DER SPIEGEL, FT DEUTSCHLAND(Germany)
COLOGNE - A court in Germany's western city of Cologne has banned the circumcision of young people for religious reasons. The court has deemed that the religious practice, part of both Jewish and Muslim traditions, amounted to bodily harm. Judges did allow that boys who declared they wanted to be circumcised could still have the operation.
The ban, which does not apply to circumcisions performed for health reasons, has caused much uproar in Germany. On Wednesday, Jewish and Muslim groups banded together to condemn the ruling, according to the Financial Times Deutschland, with Germany's Central Council of Muslims calling the sentence a "blatant and inadmissible interference" in the rights of parents.

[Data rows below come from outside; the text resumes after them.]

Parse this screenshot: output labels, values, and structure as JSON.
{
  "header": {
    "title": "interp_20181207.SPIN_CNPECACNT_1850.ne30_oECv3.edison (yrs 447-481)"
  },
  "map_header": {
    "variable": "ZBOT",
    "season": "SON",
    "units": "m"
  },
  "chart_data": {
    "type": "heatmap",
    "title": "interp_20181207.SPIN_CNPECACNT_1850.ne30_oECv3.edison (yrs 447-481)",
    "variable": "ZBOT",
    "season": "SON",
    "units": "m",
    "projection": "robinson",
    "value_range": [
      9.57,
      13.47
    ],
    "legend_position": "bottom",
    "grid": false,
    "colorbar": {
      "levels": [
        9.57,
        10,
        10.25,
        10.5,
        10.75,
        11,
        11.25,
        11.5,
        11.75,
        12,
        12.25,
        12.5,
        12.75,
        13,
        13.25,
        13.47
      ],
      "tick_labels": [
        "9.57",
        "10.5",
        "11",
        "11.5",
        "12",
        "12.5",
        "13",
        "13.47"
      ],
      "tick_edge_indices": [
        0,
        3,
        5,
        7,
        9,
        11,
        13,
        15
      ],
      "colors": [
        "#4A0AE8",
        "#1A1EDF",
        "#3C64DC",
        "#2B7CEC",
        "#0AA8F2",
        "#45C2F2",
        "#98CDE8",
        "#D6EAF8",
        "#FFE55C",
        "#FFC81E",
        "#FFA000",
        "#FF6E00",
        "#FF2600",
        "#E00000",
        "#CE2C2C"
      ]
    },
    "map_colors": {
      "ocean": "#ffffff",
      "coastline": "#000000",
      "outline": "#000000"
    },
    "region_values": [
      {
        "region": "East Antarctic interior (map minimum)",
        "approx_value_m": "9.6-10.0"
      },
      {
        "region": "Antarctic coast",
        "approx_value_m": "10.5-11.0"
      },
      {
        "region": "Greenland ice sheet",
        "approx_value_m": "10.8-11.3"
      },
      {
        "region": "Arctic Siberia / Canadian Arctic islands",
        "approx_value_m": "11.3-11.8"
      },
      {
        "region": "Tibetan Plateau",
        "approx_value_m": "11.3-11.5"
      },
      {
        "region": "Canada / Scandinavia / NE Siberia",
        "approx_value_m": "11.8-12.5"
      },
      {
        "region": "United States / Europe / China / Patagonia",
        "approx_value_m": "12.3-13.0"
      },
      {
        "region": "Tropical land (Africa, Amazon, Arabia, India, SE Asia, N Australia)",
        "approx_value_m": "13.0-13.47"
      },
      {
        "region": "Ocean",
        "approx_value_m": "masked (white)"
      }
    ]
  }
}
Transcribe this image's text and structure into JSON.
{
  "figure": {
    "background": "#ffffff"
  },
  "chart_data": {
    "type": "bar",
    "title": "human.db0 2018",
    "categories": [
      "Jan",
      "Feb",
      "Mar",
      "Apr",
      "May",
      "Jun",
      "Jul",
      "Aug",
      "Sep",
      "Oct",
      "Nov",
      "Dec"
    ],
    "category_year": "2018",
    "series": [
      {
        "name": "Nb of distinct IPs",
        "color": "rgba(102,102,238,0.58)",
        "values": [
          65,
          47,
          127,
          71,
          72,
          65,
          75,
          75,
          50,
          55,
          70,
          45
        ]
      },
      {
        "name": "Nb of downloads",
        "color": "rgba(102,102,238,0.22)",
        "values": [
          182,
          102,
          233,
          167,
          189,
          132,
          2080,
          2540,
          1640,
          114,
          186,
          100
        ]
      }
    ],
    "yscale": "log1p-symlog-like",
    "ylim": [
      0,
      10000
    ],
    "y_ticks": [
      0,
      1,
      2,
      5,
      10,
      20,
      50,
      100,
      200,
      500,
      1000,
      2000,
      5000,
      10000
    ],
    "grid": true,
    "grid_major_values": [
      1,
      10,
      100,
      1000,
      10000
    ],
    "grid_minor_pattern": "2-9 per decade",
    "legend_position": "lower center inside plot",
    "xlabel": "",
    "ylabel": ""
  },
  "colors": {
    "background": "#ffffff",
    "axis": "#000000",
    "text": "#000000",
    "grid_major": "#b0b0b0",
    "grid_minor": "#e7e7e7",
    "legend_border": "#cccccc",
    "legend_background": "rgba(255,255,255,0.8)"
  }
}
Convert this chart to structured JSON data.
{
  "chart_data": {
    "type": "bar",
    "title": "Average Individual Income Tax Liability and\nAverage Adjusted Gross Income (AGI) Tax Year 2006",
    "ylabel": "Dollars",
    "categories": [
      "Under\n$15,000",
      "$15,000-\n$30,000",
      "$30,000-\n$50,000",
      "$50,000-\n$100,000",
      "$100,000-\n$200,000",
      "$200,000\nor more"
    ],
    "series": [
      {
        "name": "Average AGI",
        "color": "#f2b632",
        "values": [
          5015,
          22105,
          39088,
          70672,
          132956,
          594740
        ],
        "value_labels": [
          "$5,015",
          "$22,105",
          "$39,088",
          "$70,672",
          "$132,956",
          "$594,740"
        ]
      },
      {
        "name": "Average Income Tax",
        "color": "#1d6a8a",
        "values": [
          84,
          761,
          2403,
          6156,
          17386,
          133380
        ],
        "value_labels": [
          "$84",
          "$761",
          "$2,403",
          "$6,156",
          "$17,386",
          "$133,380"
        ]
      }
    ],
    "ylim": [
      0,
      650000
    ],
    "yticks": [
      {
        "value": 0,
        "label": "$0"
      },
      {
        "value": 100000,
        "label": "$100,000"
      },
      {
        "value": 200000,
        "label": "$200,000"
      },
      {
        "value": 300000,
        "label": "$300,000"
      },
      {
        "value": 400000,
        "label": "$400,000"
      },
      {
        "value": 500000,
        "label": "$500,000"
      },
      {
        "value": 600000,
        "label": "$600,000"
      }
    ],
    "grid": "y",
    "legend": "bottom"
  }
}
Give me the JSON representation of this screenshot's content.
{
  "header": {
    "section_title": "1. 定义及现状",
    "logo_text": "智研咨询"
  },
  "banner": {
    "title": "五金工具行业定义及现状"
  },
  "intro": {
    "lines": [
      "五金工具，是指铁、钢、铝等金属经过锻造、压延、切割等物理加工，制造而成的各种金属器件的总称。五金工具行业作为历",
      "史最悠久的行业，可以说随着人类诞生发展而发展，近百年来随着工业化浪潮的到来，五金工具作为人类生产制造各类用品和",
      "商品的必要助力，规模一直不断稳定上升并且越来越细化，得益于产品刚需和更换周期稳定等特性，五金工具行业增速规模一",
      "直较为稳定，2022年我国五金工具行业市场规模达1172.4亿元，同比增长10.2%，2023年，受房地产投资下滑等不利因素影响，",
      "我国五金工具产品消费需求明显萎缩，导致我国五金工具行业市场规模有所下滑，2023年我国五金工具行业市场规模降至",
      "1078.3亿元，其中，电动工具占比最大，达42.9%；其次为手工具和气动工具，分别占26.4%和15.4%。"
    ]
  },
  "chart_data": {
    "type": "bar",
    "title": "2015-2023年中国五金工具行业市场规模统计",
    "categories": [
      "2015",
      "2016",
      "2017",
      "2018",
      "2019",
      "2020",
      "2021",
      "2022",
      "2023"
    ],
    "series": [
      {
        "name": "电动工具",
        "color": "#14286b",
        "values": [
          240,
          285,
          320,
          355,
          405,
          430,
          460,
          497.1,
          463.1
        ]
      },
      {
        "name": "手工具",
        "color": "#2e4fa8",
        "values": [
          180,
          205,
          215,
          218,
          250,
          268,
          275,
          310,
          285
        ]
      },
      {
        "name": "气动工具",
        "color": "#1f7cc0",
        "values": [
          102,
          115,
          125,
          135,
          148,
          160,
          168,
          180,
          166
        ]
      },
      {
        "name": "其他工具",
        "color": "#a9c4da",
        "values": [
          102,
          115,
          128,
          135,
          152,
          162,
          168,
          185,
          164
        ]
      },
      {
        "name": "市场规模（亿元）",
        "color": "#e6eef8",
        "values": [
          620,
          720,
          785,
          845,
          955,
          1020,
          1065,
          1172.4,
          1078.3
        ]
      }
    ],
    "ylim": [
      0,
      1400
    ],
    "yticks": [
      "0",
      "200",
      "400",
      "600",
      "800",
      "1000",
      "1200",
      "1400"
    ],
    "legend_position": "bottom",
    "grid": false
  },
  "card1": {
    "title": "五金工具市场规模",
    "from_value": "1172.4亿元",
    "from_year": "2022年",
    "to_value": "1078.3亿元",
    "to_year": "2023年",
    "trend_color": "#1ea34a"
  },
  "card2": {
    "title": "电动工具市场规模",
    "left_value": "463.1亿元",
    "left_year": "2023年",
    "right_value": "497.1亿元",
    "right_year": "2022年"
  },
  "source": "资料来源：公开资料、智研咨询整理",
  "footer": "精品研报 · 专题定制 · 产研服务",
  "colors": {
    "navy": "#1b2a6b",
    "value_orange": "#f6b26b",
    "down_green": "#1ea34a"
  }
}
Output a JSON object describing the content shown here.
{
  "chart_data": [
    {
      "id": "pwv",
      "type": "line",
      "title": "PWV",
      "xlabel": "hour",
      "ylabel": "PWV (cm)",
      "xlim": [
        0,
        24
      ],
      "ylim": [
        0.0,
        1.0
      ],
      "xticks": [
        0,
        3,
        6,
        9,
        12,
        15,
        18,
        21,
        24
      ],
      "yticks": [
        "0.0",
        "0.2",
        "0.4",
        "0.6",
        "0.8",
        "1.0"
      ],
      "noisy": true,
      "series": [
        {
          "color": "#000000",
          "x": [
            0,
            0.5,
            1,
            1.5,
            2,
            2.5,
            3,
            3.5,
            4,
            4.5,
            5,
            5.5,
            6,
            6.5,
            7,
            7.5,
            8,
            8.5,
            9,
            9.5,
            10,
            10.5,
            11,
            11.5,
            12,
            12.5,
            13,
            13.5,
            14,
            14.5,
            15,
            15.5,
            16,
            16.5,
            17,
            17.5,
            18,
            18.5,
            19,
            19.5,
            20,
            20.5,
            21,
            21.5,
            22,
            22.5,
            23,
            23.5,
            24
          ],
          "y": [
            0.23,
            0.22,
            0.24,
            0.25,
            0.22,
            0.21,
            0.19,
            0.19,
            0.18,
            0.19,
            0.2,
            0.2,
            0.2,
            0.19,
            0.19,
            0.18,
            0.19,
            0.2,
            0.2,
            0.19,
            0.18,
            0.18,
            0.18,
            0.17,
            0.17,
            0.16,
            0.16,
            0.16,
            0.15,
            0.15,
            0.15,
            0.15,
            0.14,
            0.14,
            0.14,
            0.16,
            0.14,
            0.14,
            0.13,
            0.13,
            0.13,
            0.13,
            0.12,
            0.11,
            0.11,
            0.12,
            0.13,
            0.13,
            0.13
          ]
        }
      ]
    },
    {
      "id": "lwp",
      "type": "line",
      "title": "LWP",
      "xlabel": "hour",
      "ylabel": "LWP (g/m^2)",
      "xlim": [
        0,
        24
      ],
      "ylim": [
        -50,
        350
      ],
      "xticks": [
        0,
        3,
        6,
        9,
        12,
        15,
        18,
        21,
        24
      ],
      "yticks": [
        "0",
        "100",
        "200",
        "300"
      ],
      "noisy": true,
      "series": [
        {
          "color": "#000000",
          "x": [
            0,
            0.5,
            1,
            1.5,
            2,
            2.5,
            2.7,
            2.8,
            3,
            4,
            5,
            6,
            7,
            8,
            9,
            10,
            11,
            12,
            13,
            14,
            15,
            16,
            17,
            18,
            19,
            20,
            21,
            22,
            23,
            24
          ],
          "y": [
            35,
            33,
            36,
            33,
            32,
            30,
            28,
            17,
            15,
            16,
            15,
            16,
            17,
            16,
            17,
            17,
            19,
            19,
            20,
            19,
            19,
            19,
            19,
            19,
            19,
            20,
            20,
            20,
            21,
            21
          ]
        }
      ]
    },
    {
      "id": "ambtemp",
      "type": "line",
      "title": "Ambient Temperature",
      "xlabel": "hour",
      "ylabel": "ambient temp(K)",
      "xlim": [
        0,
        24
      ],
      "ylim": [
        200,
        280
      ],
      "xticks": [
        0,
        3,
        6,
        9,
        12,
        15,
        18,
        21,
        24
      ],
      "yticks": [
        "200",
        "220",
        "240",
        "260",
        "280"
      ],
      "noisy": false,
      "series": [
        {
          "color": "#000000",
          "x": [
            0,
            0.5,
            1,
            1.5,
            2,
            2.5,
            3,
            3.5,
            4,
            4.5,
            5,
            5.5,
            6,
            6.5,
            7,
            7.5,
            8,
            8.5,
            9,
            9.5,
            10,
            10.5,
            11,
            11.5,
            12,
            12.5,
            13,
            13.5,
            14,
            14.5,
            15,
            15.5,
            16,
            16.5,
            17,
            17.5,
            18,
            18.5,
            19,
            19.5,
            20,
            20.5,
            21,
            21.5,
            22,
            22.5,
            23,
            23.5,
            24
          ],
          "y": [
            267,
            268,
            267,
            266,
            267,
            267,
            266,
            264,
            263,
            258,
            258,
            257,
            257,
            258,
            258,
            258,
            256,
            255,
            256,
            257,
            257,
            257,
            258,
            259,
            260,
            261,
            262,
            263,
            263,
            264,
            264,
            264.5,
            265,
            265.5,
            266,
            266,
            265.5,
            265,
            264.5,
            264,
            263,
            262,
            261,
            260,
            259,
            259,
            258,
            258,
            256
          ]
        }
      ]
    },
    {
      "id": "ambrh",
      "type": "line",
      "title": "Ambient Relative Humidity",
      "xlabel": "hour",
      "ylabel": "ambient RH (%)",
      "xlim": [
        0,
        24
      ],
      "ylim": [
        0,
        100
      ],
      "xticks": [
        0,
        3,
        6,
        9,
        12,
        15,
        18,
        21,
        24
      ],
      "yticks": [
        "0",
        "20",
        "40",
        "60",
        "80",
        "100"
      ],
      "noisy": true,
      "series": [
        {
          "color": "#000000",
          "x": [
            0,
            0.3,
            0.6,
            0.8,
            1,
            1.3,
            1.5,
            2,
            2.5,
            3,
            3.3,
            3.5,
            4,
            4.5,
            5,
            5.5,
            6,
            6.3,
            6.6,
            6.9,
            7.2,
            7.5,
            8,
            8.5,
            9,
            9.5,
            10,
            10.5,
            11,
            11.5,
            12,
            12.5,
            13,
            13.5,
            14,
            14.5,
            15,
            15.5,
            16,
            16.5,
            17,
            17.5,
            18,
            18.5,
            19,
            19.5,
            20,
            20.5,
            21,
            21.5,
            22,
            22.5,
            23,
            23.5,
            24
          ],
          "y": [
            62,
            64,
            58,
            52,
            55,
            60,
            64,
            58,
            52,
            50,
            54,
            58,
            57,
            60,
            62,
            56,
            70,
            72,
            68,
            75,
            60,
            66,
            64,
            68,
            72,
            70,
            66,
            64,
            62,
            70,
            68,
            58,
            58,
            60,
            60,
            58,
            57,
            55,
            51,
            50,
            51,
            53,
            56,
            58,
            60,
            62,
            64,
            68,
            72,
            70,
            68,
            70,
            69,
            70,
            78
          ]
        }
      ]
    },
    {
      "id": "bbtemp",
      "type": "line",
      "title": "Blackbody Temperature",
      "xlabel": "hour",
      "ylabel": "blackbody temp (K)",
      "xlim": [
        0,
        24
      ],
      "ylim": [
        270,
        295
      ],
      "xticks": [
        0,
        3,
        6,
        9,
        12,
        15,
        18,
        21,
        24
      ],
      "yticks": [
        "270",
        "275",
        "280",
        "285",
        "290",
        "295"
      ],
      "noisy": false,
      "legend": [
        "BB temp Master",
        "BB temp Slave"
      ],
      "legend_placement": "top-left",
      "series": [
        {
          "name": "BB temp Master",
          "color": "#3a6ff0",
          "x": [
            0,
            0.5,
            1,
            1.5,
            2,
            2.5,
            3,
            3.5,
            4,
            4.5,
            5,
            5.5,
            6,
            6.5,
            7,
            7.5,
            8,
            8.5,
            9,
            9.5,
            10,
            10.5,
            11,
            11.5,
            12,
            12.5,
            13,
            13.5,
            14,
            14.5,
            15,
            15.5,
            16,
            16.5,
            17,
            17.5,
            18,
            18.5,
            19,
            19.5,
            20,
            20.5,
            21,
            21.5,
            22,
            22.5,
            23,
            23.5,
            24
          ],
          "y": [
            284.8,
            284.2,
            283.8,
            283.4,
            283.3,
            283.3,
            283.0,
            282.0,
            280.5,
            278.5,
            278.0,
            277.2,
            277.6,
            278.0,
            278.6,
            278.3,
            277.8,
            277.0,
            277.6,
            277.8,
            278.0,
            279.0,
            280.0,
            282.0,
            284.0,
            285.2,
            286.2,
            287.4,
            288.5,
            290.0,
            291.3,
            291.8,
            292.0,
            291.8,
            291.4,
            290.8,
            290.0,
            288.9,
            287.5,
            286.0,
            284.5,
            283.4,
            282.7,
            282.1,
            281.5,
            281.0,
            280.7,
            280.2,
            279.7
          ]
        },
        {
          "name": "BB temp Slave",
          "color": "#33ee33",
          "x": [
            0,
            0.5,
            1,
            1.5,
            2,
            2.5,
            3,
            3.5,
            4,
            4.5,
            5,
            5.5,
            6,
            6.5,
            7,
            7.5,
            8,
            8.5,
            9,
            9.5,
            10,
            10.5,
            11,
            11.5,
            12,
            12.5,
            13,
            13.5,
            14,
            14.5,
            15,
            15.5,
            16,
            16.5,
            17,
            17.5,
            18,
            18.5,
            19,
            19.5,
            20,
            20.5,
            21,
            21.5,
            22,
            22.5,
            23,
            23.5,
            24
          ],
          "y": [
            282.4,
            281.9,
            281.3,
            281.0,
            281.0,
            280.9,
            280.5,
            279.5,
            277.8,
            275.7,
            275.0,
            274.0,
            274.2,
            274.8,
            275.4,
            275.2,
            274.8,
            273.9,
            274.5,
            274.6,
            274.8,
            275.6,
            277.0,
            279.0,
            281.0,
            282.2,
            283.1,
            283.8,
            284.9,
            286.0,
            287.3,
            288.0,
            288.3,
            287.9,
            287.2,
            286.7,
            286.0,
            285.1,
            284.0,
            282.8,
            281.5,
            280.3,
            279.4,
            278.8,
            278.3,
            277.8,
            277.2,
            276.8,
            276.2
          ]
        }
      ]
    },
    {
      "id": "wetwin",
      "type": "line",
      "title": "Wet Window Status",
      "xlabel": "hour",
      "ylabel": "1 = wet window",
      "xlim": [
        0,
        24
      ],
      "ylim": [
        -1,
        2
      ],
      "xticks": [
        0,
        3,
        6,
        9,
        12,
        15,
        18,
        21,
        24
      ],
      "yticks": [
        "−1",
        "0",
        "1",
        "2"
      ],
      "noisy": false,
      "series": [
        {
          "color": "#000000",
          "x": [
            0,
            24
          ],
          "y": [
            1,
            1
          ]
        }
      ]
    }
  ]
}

Dieter Grauman, the President of the Central Council of Jews in Germany has called the ruling an'outrageous and insensitive" act, Spiegel reports.
The ruling, which will only apply to the Cologne region of Germany, comes from the case of a doctor prosecuted for circumcising a four-year-old Muslim boy in November 2010. The operation led to the boy seriously bleeding two days after being circumcised. The doctor was ultimately acquitted on the grounds that he had not broken any law.
In Germany, fewer than 20 percent of boys are circumcised, compared to 56% in the United States in 2005, according to the Agency for Healthcare Research and Quality.